On Fri, Aug 06, 1999 at 08:04:52AM +0200, Jürgen Sandner wrote:
> Henrik Nordstrom wrote:
> > > acl local-domain dstdom_regex -i baypol
> > > acl local-ip dst 90.0.0.0/255.0.0.0
> >
> > dst type ACLs requres DNS access. You nee to set up your access rules to
> > not use a dst type ACL if you do not want to have DNS queried.
>
> Thank you for answering.
> But there is still a problem: How can I set up an environment, where it depends
> on the
> destination, if squid should use the firewall, without using dst type ACL?
> The only way I can think of at the moment, is to use "cache_peer_domain", but
> will this really help me?
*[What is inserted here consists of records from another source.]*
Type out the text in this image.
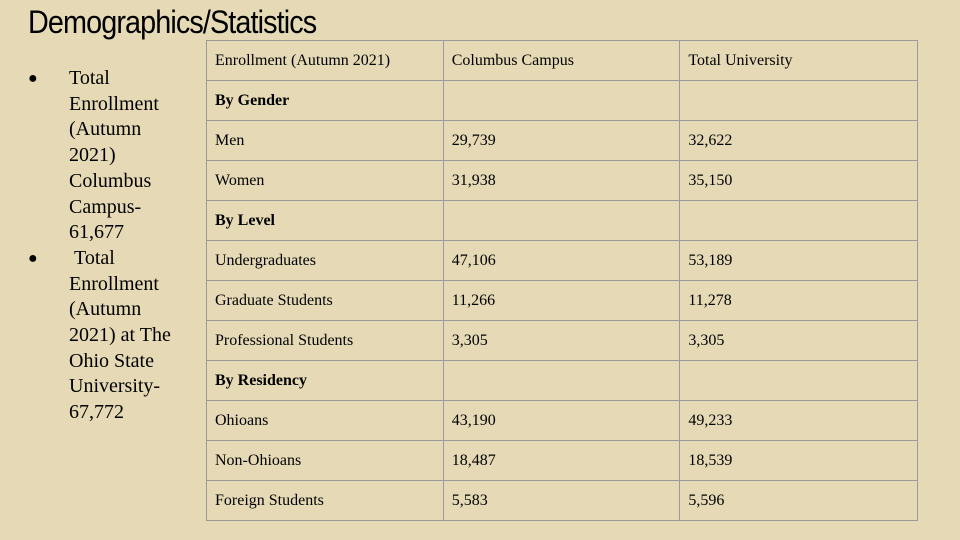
Demographics/Statistics
● Total Enrollment (Autumn 2021) Columbus Campus- 61,677
● Total Enrollment (Autumn 2021) at The Ohio State University- 67,772
Enrollment (Autumn 2021)	Columbus Campus	Total University
By Gender		
Men	29,739	32,622
Women	31,938	35,150
By Level		
Undergraduates	47,106	53,189
Graduate Students	11,266	11,278
Professional Students	3,305	3,305
By Residency		
Ohioans	43,190	49,233
Non-Ohioans	18,487	18,539
Foreign Students	5,583	5,596
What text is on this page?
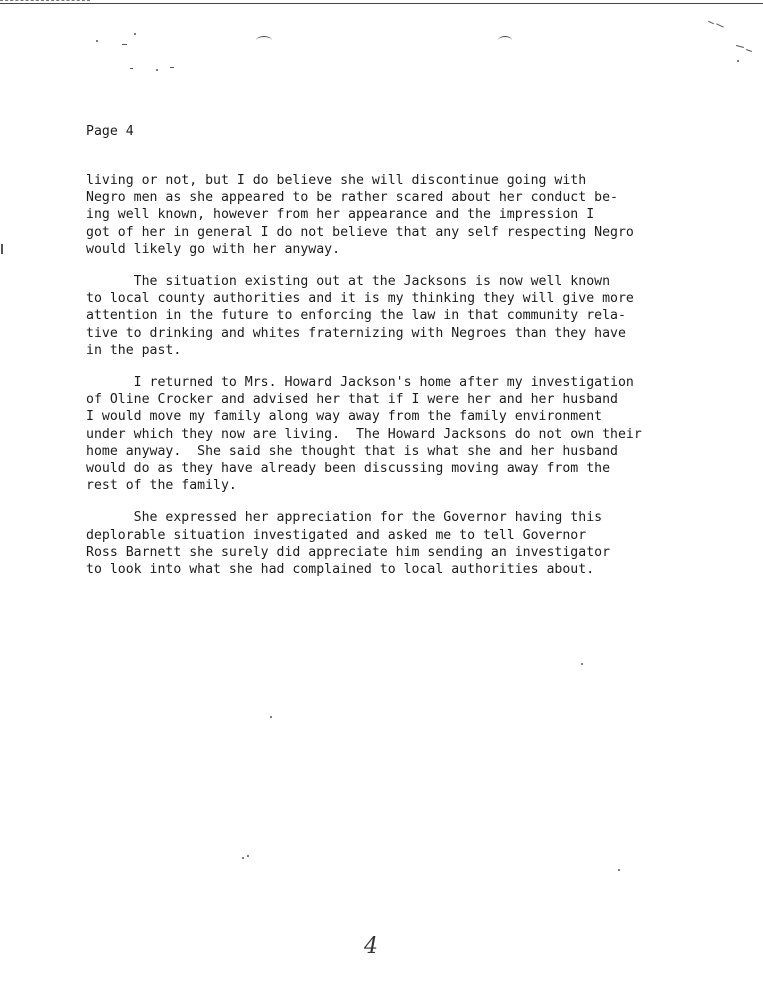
Page 4

living or not, but I do believe she will discontinue going with
Negro men as she appeared to be rather scared about her conduct be-
ing well known, however from her appearance and the impression I
got of her in general I do not believe that any self respecting Negro
would likely go with her anyway.

The situation existing out at the Jacksons is now well known
to local county authorities and it is my thinking they will give more
attention in the future to enforcing the law in that community rela-
tive to drinking and whites fraternizing with Negroes than they have
in the past.

I returned to Mrs. Howard Jackson's home after my investigation
of Oline Crocker and advised her that if I were her and her husband
I would move my family along way away from the family environment
under which they now are living.  The Howard Jacksons do not own their
home anyway.  She said she thought that is what she and her husband
would do as they have already been discussing moving away from the
rest of the family.

She expressed her appreciation for the Governor having this
deplorable situation investigated and asked me to tell Governor
Ross Barnett she surely did appreciate him sending an investigator
to look into what she had complained to local authorities about.

4
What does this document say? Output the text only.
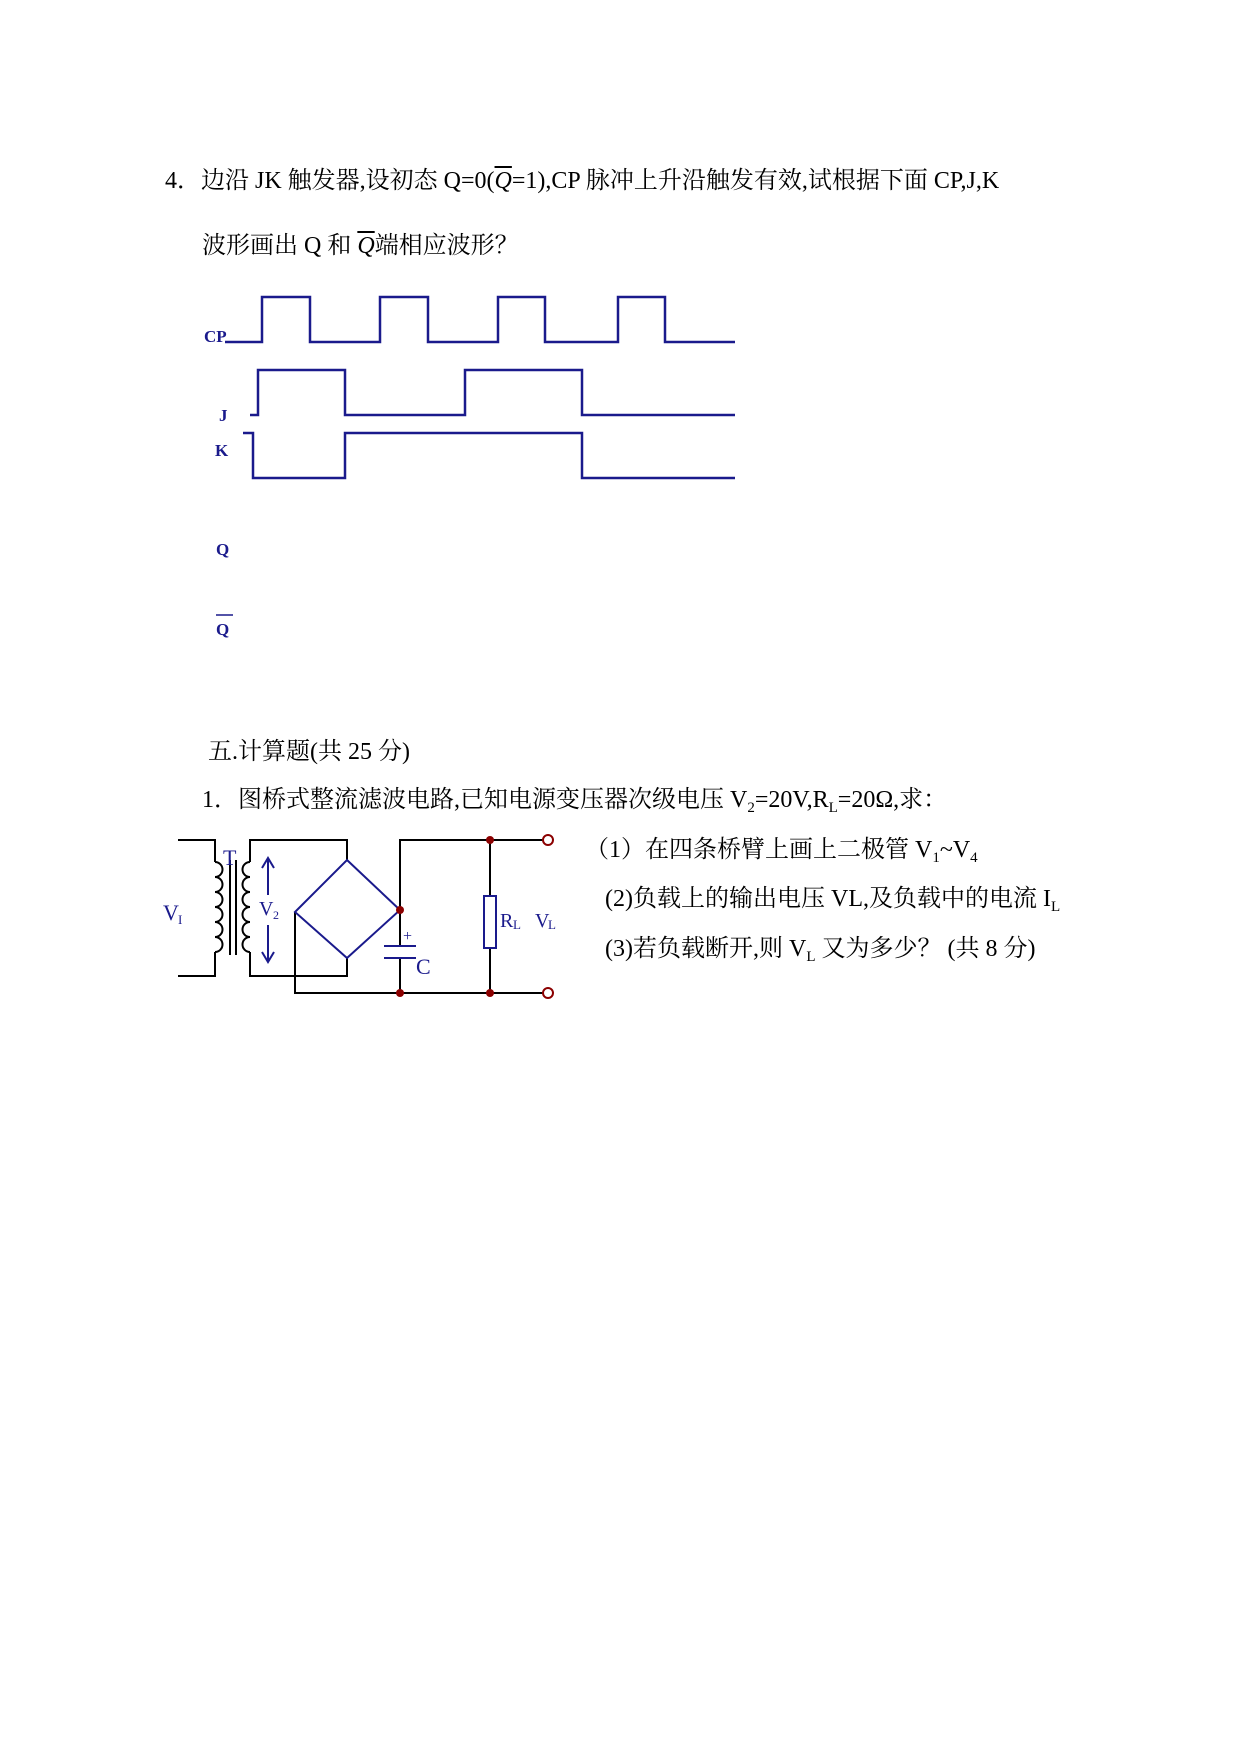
4．边沿 JK 触发器,设初态 $Q=0(\overline{Q}=1),CP$ 脉冲上升沿触发有效,试根据下面 CP,J,K
波形画出 Q 和 $\overline{Q}$端相应波形？
CP
J
K
Q
Q
五.计算题(共 25 分)
1．图桥式整流滤波电路,已知电源变压器次级电压 $V_2=20V,R_L=20\Omega$,求：
（1）在四条桥臂上画上二极管 $V_1\sim V_4$
(2)负载上的输出电压 VL,及负载中的电流 $I_L$
(3)若负载断开,则 $V_L$ 又为多少？ (共 8 分)
T
V I	V 2	R L V
L
C
+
I'm afraid it will do a DNS query, too.
>
> In my opinion, I must tell squid something like:
> Hey, look at the hostname-part in the URL.
> If it starts with "90" go direct.
Have you tried: acl "local-ip dstdom_regex ^90\."?

> If there is a hostname in it, ending with "baypol", do a DNS query and go
> direct.
I would use "acl local-domain dstdomain baypol"
instead of "dstdom_regex -i baypol" here
or maybe "dstdomain \.baypol$"

> In any other case, don't care about name resolution, because you won't see the
> name anyway, it's behind the firewall. So use the firewall.
always direct allow direct1
always direct allow direct2

> My problem is, that we have a completely internal DNS, with our own root server.
> We can't access Internet DNS, for us the only existing top-level domain is our
> "baypol".
> And we have internal web-servers, which we want to use, and there are also a few
> (thousand) servers out there in the internet, which might be interesting too.
IMHO this is a completly f*cked up DNS/IP setup. :-)
Whoever chose 90 (instead of 10, see RFC 1918) for your internal network and
invented the baypol toplevel domain should be punished with 3 weeks of
administrating an NT network. I bet this will cause some more headaches in
future...

-- 
Dies ist Thilos Unix Signature! Viel Spass damit.